Informations sur la Biennale épHémères

" Au camping, entre ruisseau et rivière, une " galerie d'art "

Étrange... On peut dire que la Tinbox est une œuvre en soi, relevant de l'architecture, mobile, destinée à contenir et présenter d'autres œuvres. Une boîte rouge, élaborée en plusieurs dimensions, évoquant tantôt une cabine téléphonique britannique, tantôt un van percé d'ouvertures, ou encore quelque vitrine close dans un cube blanc. Ces créations sont signées Nadia Russell Kissoon, à la tête de l'Agence Créative (Bordeaux) qui les désigne sous le label galerie-œuvre mobile. Nadia Russell Kissoon estime non sans humour que ses Tinbox sont des châsses. On pense aux coffrets précieux qui conservent de saintes reliques, mais les Tinchâsses mobiles sont plus humblement des espaces de présentation susceptibles d'attirer les passants. Il s'agit de les poser dans des territoires variés " avec une volonté forte de lutter contre l'entre-soi de l'art contemporain ".
Nadia Russell Kissoon a choisi pour épHémères deux artistes : Suzanne Husky et Johann Bernard. Tous deux sont sensibles aux questions écologiques et visent à donner une dimension sociale à leurs créations. Johann Bernard, excellent dessinateur, réalisera une œuvre in situ. Suzanne Husky, artiste pluridisciplinaire (conception de jardins, céramique, sculpture, vidéos...) aime évoquer les paysages dans lesquels elle installe ses créations. Déjà étonnés par cette drôle de boîte rouge, nous le serons d'autant plus que nous serons sommés de jouer un rôle de voyeur. Les œuvres installées dans la Tinbox se découvrent, en effet, uniquement à travers ses baies vitrées. No entry. Pas toucher. Prière de rêver et d'imaginer...
Cette approche nomade ne pouvait que rencontrer les attentes et l'enthousiasme d'épHémères. Les lieux inattendus, les mises en scène insolites de l'art contemporain, les rencontres de hasard entre des publics nouveaux et des artistes habitués à d'autres types d'invitation... La collaboration allait de soi. Le lieu apparut comme une évidence. Un pré, au bord de l'eau, à la pointe paisible d'un... camping. Celui de Lalinde, municipal, sis entre deux eaux, celles du ruisseau de l'Aiguillou et celles de la Dordogne où se plaisent les cygnes. Un espace de verdure et de quiétude tout en bout de terrain. "
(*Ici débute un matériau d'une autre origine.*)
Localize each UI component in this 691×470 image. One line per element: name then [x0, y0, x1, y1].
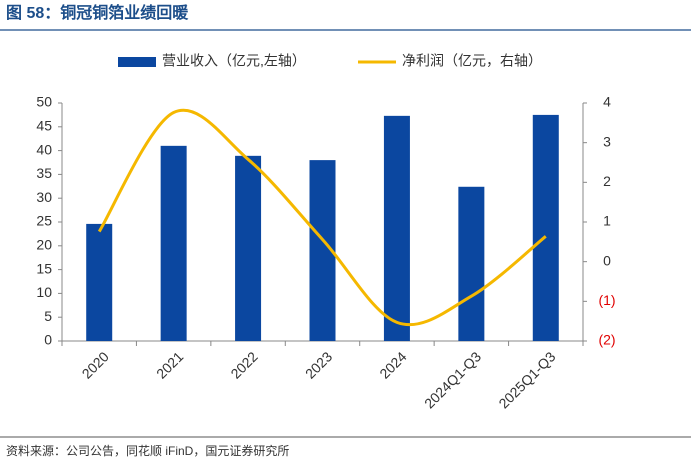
- x-tick-label: 2023: [302, 348, 335, 381]
- x-tick-label: 2024: [376, 348, 409, 381]
- x-tick-label: 2021: [153, 348, 186, 381]
- bar: [383, 115, 410, 342]
- bar: [532, 114, 559, 342]
- legend-swatch: [118, 57, 156, 67]
- bar: [458, 186, 485, 341]
- y-tick-label: 15: [36, 260, 52, 276]
- y-tick-label: 45: [36, 118, 52, 134]
- y-tick-label: 25: [36, 213, 52, 229]
- y-tick-label: 0: [44, 332, 52, 348]
- y2-tick-label: 2: [603, 173, 611, 189]
- x-tick-label: 2020: [79, 348, 112, 381]
- bar: [235, 155, 262, 341]
- x-tick-label: 2024Q1-Q3: [421, 348, 484, 411]
- y2-tick-label: 0: [603, 252, 611, 268]
- y-tick-label: 5: [44, 308, 52, 324]
- legend-label: 净利润（亿元，右轴）: [402, 53, 542, 69]
- y2-tick-label: (2): [598, 332, 615, 348]
- legend-label: 营业收入（亿元,左轴）: [162, 53, 306, 69]
- y-tick-label: 20: [36, 237, 52, 253]
- chart-title: 图 58：铜冠铜箔业绩回暖: [6, 3, 189, 22]
- y-tick-label: 30: [36, 189, 52, 205]
- bar: [86, 223, 113, 341]
- y-tick-label: 40: [36, 141, 52, 157]
- y2-tick-label: 4: [603, 94, 611, 110]
- y2-tick-label: 3: [603, 133, 611, 149]
- x-tick-label: 2025Q1-Q3: [495, 348, 558, 411]
- source: 资料来源：公司公告，同花顺 iFinD，国元证券研究所: [6, 443, 289, 458]
- y2-tick-label: 1: [603, 213, 611, 229]
- y-tick-label: 10: [36, 284, 52, 300]
- y-tick-label: 35: [36, 165, 52, 181]
- y-tick-label: 50: [36, 94, 52, 110]
- y2-tick-label: (1): [598, 292, 615, 308]
- x-tick-label: 2022: [227, 348, 260, 381]
- line: [97, 108, 547, 327]
- bar: [160, 145, 187, 341]
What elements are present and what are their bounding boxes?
Annie Wolff, présidente de l'association les Rives de l'art organisatrice de la Biennale éphémères

- Johann Bernard vit et travaille à Bordeaux et ailleurs, au gré de ses voyages. Dessinateur, cycliste, photographe et performeur, ses travaux variés intègrent une multitude de langages plastiques liés à des protocoles d'exploration de paysages naturels ou urbains.

- Suzanne Husky, franco-américaine, vit et travaille en France et à San Francisco. Diplômée de paysagisme horticole (Merrit College, Oakland, USA), elle s'intéresse particulièrement à l'environnement dont elle fait un thème important de ses recherches plastiques. Depuis 2003, elle a bénéficié de résidences d'artistes aux Etats-Unis et au Canada et exposé régulièrement en France et aux Etats-Unis.